Australia is a debt ticking time bomb with two million people exceeding their credit card limit since the start of the COVID-19 pandemic.
Reduced working hours from the coronavirus recession mean even more Australians are relying on plastic debt to pay their bills and buy essentials.
While Reserve Bank of Australia interest rates are at a record-low of 0.25 per cent, the big banks are still charging double-digit rates on credit cards.
Financial comparison website Finder calculated that 15 per cent of Australia’s 14million credit card users had exceeded their credit card limit during the coronavirus pandemic.
Younger people even more likely to have overdrawn on their credit card, with 26 per cent of millennials aged between 18 and 38 exceeding their limit.
Tips for dealing with credit card debt
Have a hard limit imposed that stops you from exceeding the limit
Make more regular repayments
Consider a credit card that has fixed monthly payments instead of interest charges that blocks borrowers if they miss a payment – NAB and Commonwealth launched new products this month
Women were more likely to struggle with debt, with 18 per cent of them spending on plastic beyond the limit compared with 13 per cent of men.
Among Australians of all age groups and both genders, two million people have been in financial dire straits since March, most likely owing more than $10,000 on their credit card.
Half of those people are still borrowing at a level beyond their credit card limit, a Finder survey of 1,066 people across several age groups found.
Finder’s personal finance expert Kate Browne said seven per cent of all credit card customers were still over the limit.
‘Almost one million borrowers are currently over their credit card limit and risking taking a hit to their credit score,’ she said.
‘Some people who were already in debt are now struggling to make their repayments and on top of that are relying on credit cards to pay for essentials like rent and food pushing them over their limit.’

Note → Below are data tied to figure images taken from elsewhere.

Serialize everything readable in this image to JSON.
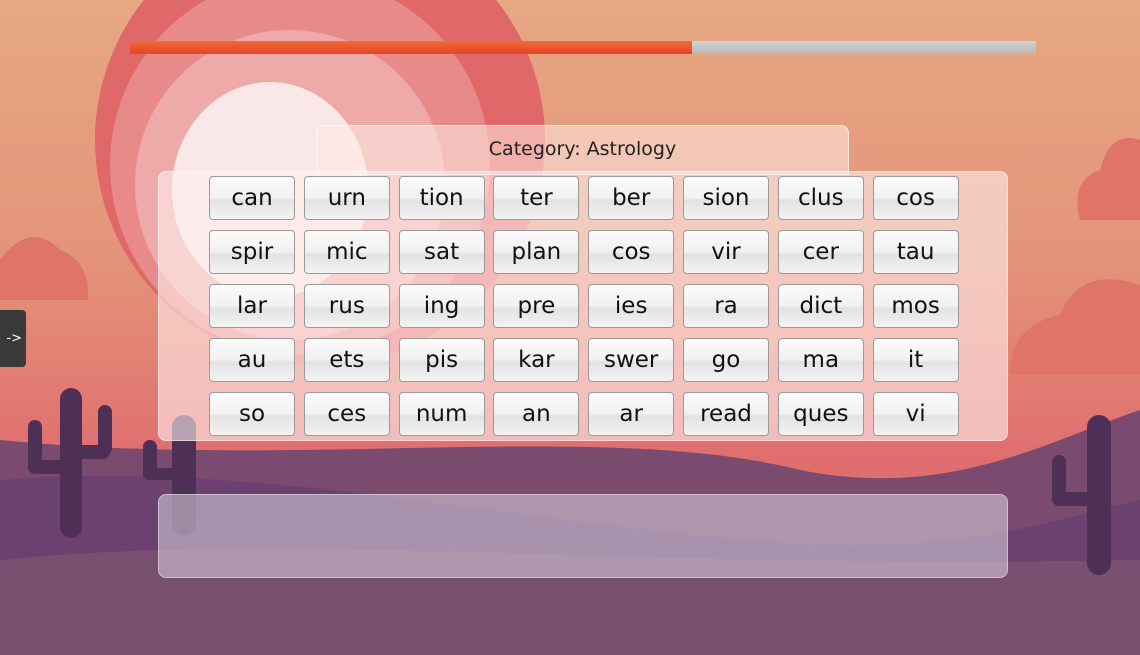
{
  "progress": {
    "value": 0.62,
    "fill_color": "#e84a28",
    "track_color": "#c4c4c4"
  },
  "category": {
    "label": "Category: Astrology"
  },
  "tiles": [
    "can",
    "urn",
    "tion",
    "ter",
    "ber",
    "sion",
    "clus",
    "cos",
    "spir",
    "mic",
    "sat",
    "plan",
    "cos",
    "vir",
    "cer",
    "tau",
    "lar",
    "rus",
    "ing",
    "pre",
    "ies",
    "ra",
    "dict",
    "mos",
    "au",
    "ets",
    "pis",
    "kar",
    "swer",
    "go",
    "ma",
    "it",
    "so",
    "ces",
    "num",
    "an",
    "ar",
    "read",
    "ques",
    "vi"
  ],
  "side_tab": {
    "label": "->",
    "icon": "arrow-right-icon"
  },
  "answer_area": {
    "value": ""
  }
}
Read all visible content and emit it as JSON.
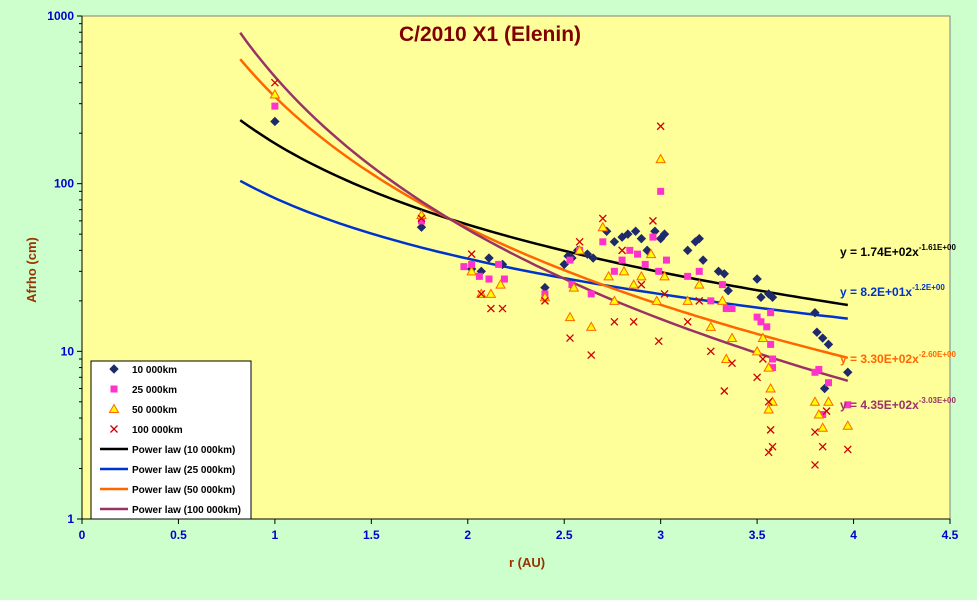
{
  "chart_data": {
    "type": "scatter",
    "title": "C/2010 X1 (Elenin)",
    "xlabel": "r (AU)",
    "ylabel": "Afrho (cm)",
    "xlim": [
      0,
      4.5
    ],
    "ylim": [
      1,
      1000
    ],
    "y_scale": "log",
    "x_ticks": [
      "0",
      "0.5",
      "1",
      "1.5",
      "2",
      "2.5",
      "3",
      "3.5",
      "4",
      "4.5"
    ],
    "y_ticks": [
      "1",
      "10",
      "100",
      "1000"
    ],
    "grid": false,
    "legend_position": "bottom-left",
    "colors": {
      "plot_bg": "#ffff99",
      "page_bg": "#ccffcc",
      "tick_text": "#0000cc",
      "axis_title": "#993300",
      "title": "#800000"
    },
    "series": [
      {
        "name": "10 000km",
        "marker": "diamond",
        "color": "#1f2a6b",
        "points": [
          [
            1.0,
            235
          ],
          [
            1.76,
            55
          ],
          [
            2.02,
            31
          ],
          [
            2.07,
            30
          ],
          [
            2.11,
            36
          ],
          [
            2.18,
            33
          ],
          [
            2.4,
            24
          ],
          [
            2.5,
            33
          ],
          [
            2.52,
            37
          ],
          [
            2.54,
            36
          ],
          [
            2.57,
            40
          ],
          [
            2.62,
            38
          ],
          [
            2.65,
            36
          ],
          [
            2.72,
            52
          ],
          [
            2.76,
            45
          ],
          [
            2.8,
            48
          ],
          [
            2.83,
            50
          ],
          [
            2.87,
            52
          ],
          [
            2.9,
            47
          ],
          [
            2.93,
            40
          ],
          [
            2.97,
            52
          ],
          [
            3.0,
            47
          ],
          [
            3.02,
            50
          ],
          [
            3.14,
            40
          ],
          [
            3.18,
            45
          ],
          [
            3.2,
            47
          ],
          [
            3.22,
            35
          ],
          [
            3.3,
            30
          ],
          [
            3.33,
            29
          ],
          [
            3.35,
            23
          ],
          [
            3.5,
            27
          ],
          [
            3.52,
            21
          ],
          [
            3.56,
            22
          ],
          [
            3.58,
            21
          ],
          [
            3.8,
            17
          ],
          [
            3.81,
            13
          ],
          [
            3.84,
            12
          ],
          [
            3.87,
            11
          ],
          [
            3.97,
            7.5
          ],
          [
            3.85,
            6
          ]
        ]
      },
      {
        "name": "25 000km",
        "marker": "square",
        "color": "#ff33cc",
        "points": [
          [
            1.0,
            290
          ],
          [
            1.76,
            60
          ],
          [
            1.98,
            32
          ],
          [
            2.02,
            33
          ],
          [
            2.06,
            28
          ],
          [
            2.11,
            27
          ],
          [
            2.16,
            33
          ],
          [
            2.19,
            27
          ],
          [
            2.4,
            22
          ],
          [
            2.53,
            35
          ],
          [
            2.54,
            25
          ],
          [
            2.58,
            40
          ],
          [
            2.64,
            22
          ],
          [
            2.7,
            45
          ],
          [
            2.76,
            30
          ],
          [
            2.8,
            35
          ],
          [
            2.84,
            40
          ],
          [
            2.88,
            38
          ],
          [
            2.92,
            33
          ],
          [
            2.96,
            48
          ],
          [
            2.99,
            30
          ],
          [
            3.0,
            90
          ],
          [
            3.03,
            35
          ],
          [
            3.14,
            28
          ],
          [
            3.2,
            30
          ],
          [
            3.26,
            20
          ],
          [
            3.32,
            25
          ],
          [
            3.34,
            18
          ],
          [
            3.37,
            18
          ],
          [
            3.5,
            16
          ],
          [
            3.52,
            15
          ],
          [
            3.55,
            14
          ],
          [
            3.57,
            17
          ],
          [
            3.57,
            11
          ],
          [
            3.58,
            9
          ],
          [
            3.58,
            8
          ],
          [
            3.8,
            7.5
          ],
          [
            3.82,
            7.8
          ],
          [
            3.84,
            4.2
          ],
          [
            3.87,
            6.5
          ],
          [
            3.97,
            4.8
          ]
        ]
      },
      {
        "name": "50 000km",
        "marker": "triangle",
        "color": "#ff6600",
        "points": [
          [
            1.0,
            340
          ],
          [
            1.76,
            65
          ],
          [
            2.02,
            30
          ],
          [
            2.07,
            22
          ],
          [
            2.12,
            22
          ],
          [
            2.17,
            25
          ],
          [
            2.4,
            21
          ],
          [
            2.53,
            16
          ],
          [
            2.55,
            24
          ],
          [
            2.58,
            40
          ],
          [
            2.64,
            14
          ],
          [
            2.7,
            55
          ],
          [
            2.73,
            28
          ],
          [
            2.76,
            20
          ],
          [
            2.81,
            30
          ],
          [
            2.86,
            25
          ],
          [
            2.9,
            28
          ],
          [
            2.95,
            38
          ],
          [
            2.98,
            20
          ],
          [
            3.0,
            140
          ],
          [
            3.02,
            28
          ],
          [
            3.14,
            20
          ],
          [
            3.2,
            25
          ],
          [
            3.26,
            14
          ],
          [
            3.32,
            20
          ],
          [
            3.34,
            9
          ],
          [
            3.37,
            12
          ],
          [
            3.5,
            10
          ],
          [
            3.53,
            12
          ],
          [
            3.56,
            8
          ],
          [
            3.57,
            6
          ],
          [
            3.58,
            5
          ],
          [
            3.56,
            4.5
          ],
          [
            3.8,
            5
          ],
          [
            3.82,
            4.2
          ],
          [
            3.84,
            3.5
          ],
          [
            3.87,
            5
          ],
          [
            3.97,
            3.6
          ]
        ]
      },
      {
        "name": "100 000km",
        "marker": "x",
        "color": "#cc0000",
        "points": [
          [
            1.0,
            400
          ],
          [
            1.76,
            62
          ],
          [
            2.02,
            38
          ],
          [
            2.07,
            22
          ],
          [
            2.12,
            18
          ],
          [
            2.18,
            18
          ],
          [
            2.4,
            20
          ],
          [
            2.53,
            12
          ],
          [
            2.58,
            45
          ],
          [
            2.64,
            9.5
          ],
          [
            2.7,
            62
          ],
          [
            2.76,
            15
          ],
          [
            2.8,
            40
          ],
          [
            2.86,
            15
          ],
          [
            2.9,
            25
          ],
          [
            2.96,
            60
          ],
          [
            2.99,
            11.5
          ],
          [
            3.0,
            220
          ],
          [
            3.02,
            22
          ],
          [
            3.14,
            15
          ],
          [
            3.2,
            20
          ],
          [
            3.26,
            10
          ],
          [
            3.33,
            5.8
          ],
          [
            3.37,
            8.5
          ],
          [
            3.5,
            7
          ],
          [
            3.53,
            9
          ],
          [
            3.56,
            5
          ],
          [
            3.57,
            3.4
          ],
          [
            3.58,
            2.7
          ],
          [
            3.56,
            2.5
          ],
          [
            3.8,
            3.3
          ],
          [
            3.8,
            2.1
          ],
          [
            3.84,
            2.7
          ],
          [
            3.86,
            4.4
          ],
          [
            3.97,
            2.6
          ]
        ]
      }
    ],
    "fits": [
      {
        "name": "Power law (10 000km)",
        "color": "#000000",
        "a": 174,
        "b": -1.61,
        "x_range": [
          0.82,
          3.97
        ],
        "eq_prefix": "y = 1.74E+02x",
        "eq_exp": "-1.61E+00"
      },
      {
        "name": "Power law (25 000km)",
        "color": "#0033cc",
        "a": 82,
        "b": -1.2,
        "x_range": [
          0.82,
          3.97
        ],
        "eq_prefix": "y = 8.2E+01x",
        "eq_exp": "-1.2E+00"
      },
      {
        "name": "Power law (50 000km)",
        "color": "#ff6600",
        "a": 330,
        "b": -2.6,
        "x_range": [
          0.82,
          3.97
        ],
        "eq_prefix": "y = 3.30E+02x",
        "eq_exp": "-2.60E+00"
      },
      {
        "name": "Power law (100 000km)",
        "color": "#993366",
        "a": 435,
        "b": -3.03,
        "x_range": [
          0.82,
          3.97
        ],
        "eq_prefix": "y = 4.35E+02x",
        "eq_exp": "-3.03E+00"
      }
    ]
  }
}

A Finder analysis of Reserve Bank of Australia data showed average credit limits of $9,892 for every borrower.
Still, with a majority of borrowers able to service their debts, average outstanding credit card balances in July stood at $2,768.
Separate Commonwealth Bank data from its own customers showed credit card spending in the week to September 18 was 4.3 per cent higher than a year earlier.
Even credit cards from the big banks marketed as low-interest rate products incur double-digit charges.
Westpac’s Low Rate Card charges 13.74 per cent interest after a 55-day interest-free period.
Customers now have the option of interest-free credit cards that simply block a consumer from using the card if they miss a payment instead of charging them late fees.
National Australia Bank’s new StraightUp Card allows consumers to pay the same fee every month.
A consumer with a $3,000 limit incurs a $20 monthly fee on the understanding they pay off a minimum $110 each month from their Visa credit card.
This month, the Commonwealth Bank also launched a similar Neo credit card with a $3,000 limit with a fixed monthly fee instead of interest charges and late fees.